For military members, this principle takes on added significance. Non-taxable allowances like BAH and BAS effectively lower your taxable income, often placing you in a lower tax bracket than your total compensation would suggest. This makes the early years of a military career, when taxable income is relatively low, an especially valuable window for Roth conversions or Roth IRA contributions. Paying taxes at a lower rate now, rather than a potentially higher rate in retirement, is the core advantage the tax-equivalency principle illustrates.

Roth Conversion Same Taxes

Of course, most people do not stay in the same tax bracket forever, so let’s look at what happens when tax rates change over time.

How Rising Tax Rates Impact Roth Conversions

Using the previous example, let’s say Joe and Jane are wildly successful over the course of their careers. Instead of staying in the 25% tax bracket, they eventually move up to the 35% bracket. How would this change their after-tax values?

Joe’s account value would stay the same-$17,478.59 since the change in tax bracket has no impact on his Roth account. However, Jane’s account would only be worth $15,148.11 after taxes. In this case, Joe paid taxes on his account at 25%, which allowed him to avoid paying taxes at 35% later on.

Roth Conversions Taxes Go Up

How Falling Tax Rates Impact Roth Conversions

Instead of moving into the 35% tax bracket, let’s assume Joe and Jane retire and move into the 15% tax bracket. How does their after-tax value change?

Joe’s account would still stay the same at $17,478.59. However, Jane’s after-tax account value is now $19,809.07. This makes sense because Jane only had to pay 15% on her account, whereas Joe paid 25% up front.

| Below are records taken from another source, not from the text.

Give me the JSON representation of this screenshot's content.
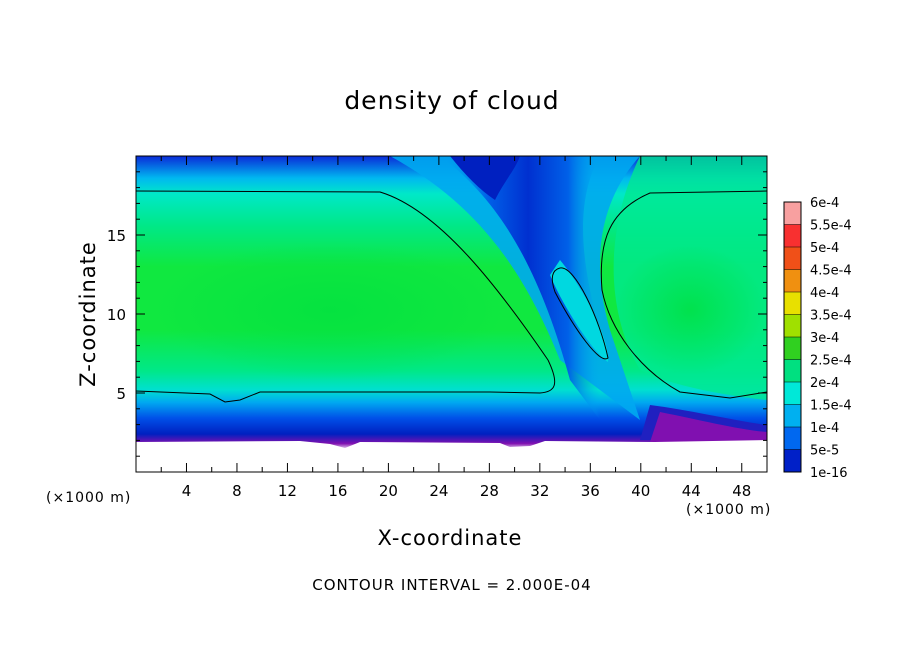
{
  "chart_data": {
    "type": "heatmap",
    "title": "density of cloud",
    "xlabel": "X-coordinate",
    "ylabel": "Z-coordinate",
    "x_unit": "(×1000 m)",
    "x_ticks": [
      4,
      8,
      12,
      16,
      20,
      24,
      28,
      32,
      36,
      40,
      44,
      48
    ],
    "y_ticks": [
      5,
      10,
      15
    ],
    "xlim": [
      0,
      50
    ],
    "ylim": [
      0,
      20
    ],
    "footer": "CONTOUR INTERVAL = 2.000E-04",
    "colorbar": {
      "levels": [
        "6e-4",
        "5.5e-4",
        "5e-4",
        "4.5e-4",
        "4e-4",
        "3.5e-4",
        "3e-4",
        "2.5e-4",
        "2e-4",
        "1.5e-4",
        "1e-4",
        "5e-5",
        "1e-16"
      ],
      "colors": [
        "#f8a0a0",
        "#f83030",
        "#f05018",
        "#f09010",
        "#e8e000",
        "#a0e000",
        "#30d020",
        "#00e080",
        "#00e8d8",
        "#00b0f0",
        "#0068f0",
        "#0020c8",
        "#8010b0"
      ]
    }
  }
}
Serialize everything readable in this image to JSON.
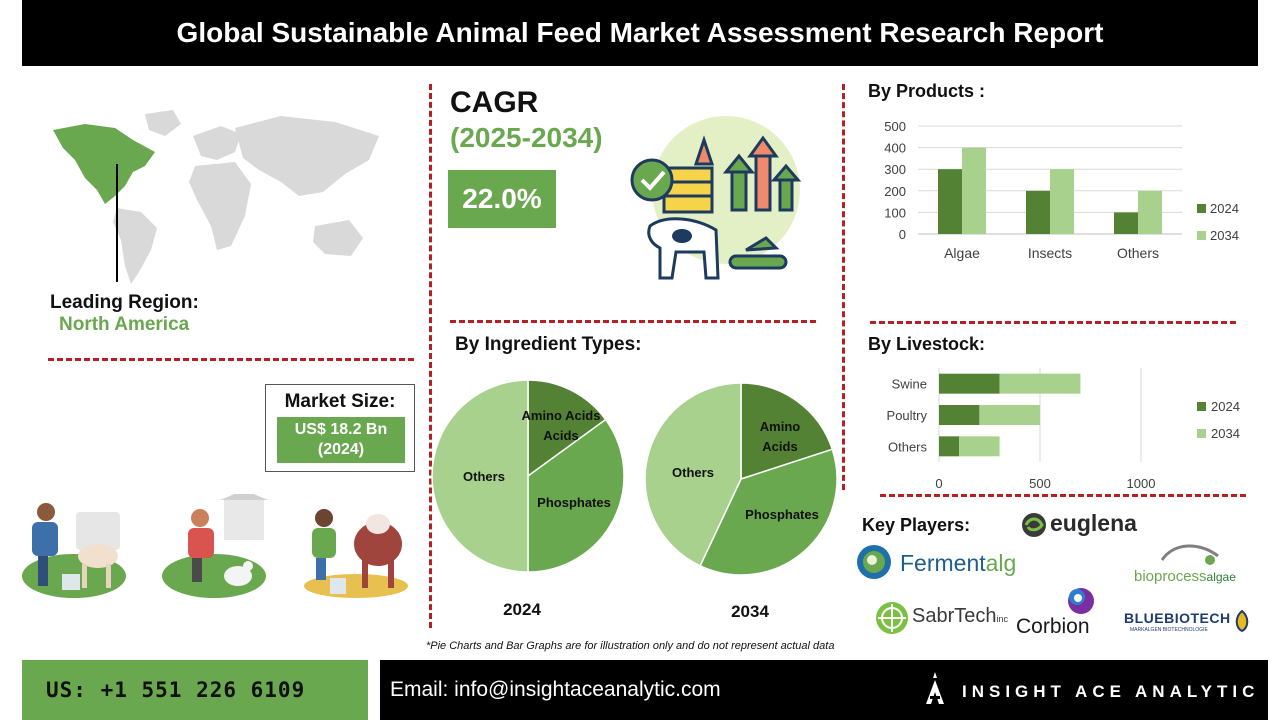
{
  "title": "Global Sustainable Animal Feed Market Assessment Research Report",
  "cagr": {
    "label": "CAGR",
    "years": "(2025-2034)",
    "value": "22.0%"
  },
  "leading_region": {
    "label": "Leading Region:",
    "value": "North America"
  },
  "market_size": {
    "label": "Market Size:",
    "value": "US$ 18.2 Bn",
    "year": "(2024)"
  },
  "sections": {
    "ingredient": "By Ingredient Types:",
    "products": "By Products :",
    "livestock": "By Livestock:",
    "key_players": "Key Players:"
  },
  "key_players": {
    "euglena": "euglena",
    "fermentalg_a": "Ferment",
    "fermentalg_b": "alg",
    "bioprocess_a": "bioprocess",
    "bioprocess_b": "algae",
    "sabrtech": "SabrTech",
    "sabrtech_suffix": "inc",
    "corbion": "Corbion",
    "bluebiotech": "BLUEBIOTECH",
    "bluebiotech_sub": "MARKALGEN BIOTECHNOLOGIE"
  },
  "note": "*Pie Charts and Bar Graphs are for illustration only and do not represent actual data",
  "footer": {
    "phone": "US: +1 551 226 6109",
    "email": "Email: info@insightaceanalytic.com",
    "brand": "INSIGHT ACE ANALYTIC"
  },
  "colors": {
    "accent": "#6aa84f",
    "light": "#a9d18e",
    "dark": "#548235",
    "divider": "#b52025"
  },
  "chart_data": [
    {
      "type": "bar",
      "title": "By Products :",
      "categories": [
        "Algae",
        "Insects",
        "Others"
      ],
      "series": [
        {
          "name": "2024",
          "values": [
            300,
            200,
            100
          ]
        },
        {
          "name": "2034",
          "values": [
            400,
            300,
            200
          ]
        }
      ],
      "ylim": [
        0,
        500
      ],
      "yticks": [
        "0",
        "100",
        "200",
        "300",
        "400",
        "500"
      ],
      "grid": true,
      "legend": "right"
    },
    {
      "type": "bar",
      "orientation": "horizontal-stacked",
      "title": "By Livestock:",
      "categories": [
        "Swine",
        "Poultry",
        "Others"
      ],
      "series": [
        {
          "name": "2024",
          "values": [
            300,
            200,
            100
          ]
        },
        {
          "name": "2034",
          "values": [
            400,
            300,
            200
          ]
        }
      ],
      "xlim": [
        0,
        1000
      ],
      "xticks": [
        "0",
        "500",
        "1000"
      ],
      "legend": "right"
    },
    {
      "type": "pie",
      "title": "2024",
      "labels": [
        "Amino Acids",
        "Phosphates",
        "Others"
      ],
      "values": [
        15,
        35,
        50
      ]
    },
    {
      "type": "pie",
      "title": "2034",
      "labels": [
        "Amino Acids",
        "Phosphates",
        "Others"
      ],
      "values": [
        20,
        37,
        43
      ]
    }
  ]
}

Roth Conversions Taxes Go Down

Key Takeaways: When to Make Roth Conversions

In both cases, the difference in account values reflects the impact of the change in the marginal tax rate on investment returns. The key point is that maximizing account values depends on making conversions at low tax rates and avoiding conversions at high tax rates.

Understanding when tax rates are likely to change over the course of your career is the key to maximizing the value of Roth conversions. For military members, this planning is especially important given the unique tax advantages of military service, including the impact of non-taxable allowances on your effective tax bracket.